Mohamed Cheikh Ould Mkhaitir, a prominent blogger who was sentenced to death on apostasy charges in January 2014 over an article questioning the use of religion to legitimize ethnic and caste discrimination in Mauritania, has been held in an undisclosed location since November 2017, when an appeals' court reduced his death sentence to two years in prison.

Mauritania should abolish a law adopted in April that made the death penalty mandatory for blasphemy, Human Rights Watch said.

The authorities in August 2017 charged a former senator and opposition figure, Mohamed Ould Ghadda, with dubious corruption charges, accusing him of accepting bribes from a government critic, just days after a public referendum in favor of the Mauritanian Senate's dissolution, which Ghadda had opposed.
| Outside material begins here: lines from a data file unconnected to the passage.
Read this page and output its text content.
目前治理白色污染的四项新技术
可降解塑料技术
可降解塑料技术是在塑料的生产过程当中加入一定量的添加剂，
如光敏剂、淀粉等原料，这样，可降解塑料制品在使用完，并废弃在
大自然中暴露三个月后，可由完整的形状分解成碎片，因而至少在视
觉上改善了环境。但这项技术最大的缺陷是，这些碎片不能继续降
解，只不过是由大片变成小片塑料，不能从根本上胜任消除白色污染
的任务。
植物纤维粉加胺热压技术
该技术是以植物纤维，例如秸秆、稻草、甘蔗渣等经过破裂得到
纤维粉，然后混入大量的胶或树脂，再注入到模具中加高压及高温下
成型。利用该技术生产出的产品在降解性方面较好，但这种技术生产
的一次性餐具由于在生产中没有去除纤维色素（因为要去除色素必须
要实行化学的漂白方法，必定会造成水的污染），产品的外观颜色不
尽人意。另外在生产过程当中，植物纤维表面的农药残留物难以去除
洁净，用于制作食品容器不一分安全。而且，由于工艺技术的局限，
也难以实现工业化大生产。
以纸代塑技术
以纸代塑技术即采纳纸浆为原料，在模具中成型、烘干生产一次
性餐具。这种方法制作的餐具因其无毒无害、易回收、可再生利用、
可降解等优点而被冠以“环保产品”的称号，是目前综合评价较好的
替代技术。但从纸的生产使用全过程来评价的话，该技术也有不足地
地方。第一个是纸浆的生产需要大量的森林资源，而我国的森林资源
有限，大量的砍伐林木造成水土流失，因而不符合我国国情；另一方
Although Ghadda was freed in August after a year in pretrial detention, he remains under judicial control and is restricted from traveling.

Authorities have withheld recognition from several associations including Hands Off My Nationality, which focuses on institutional discrimination against black Mauritanians in the national civil registration process. These refusals are possible under the 1964 Law of Associations, which requires associations to obtain permission to operate. The law also grants the Interior Ministry power to refuse permission on vague grounds such as "anti-national propaganda" or "exercis[ing] an unwelcome influence on the minds of the people."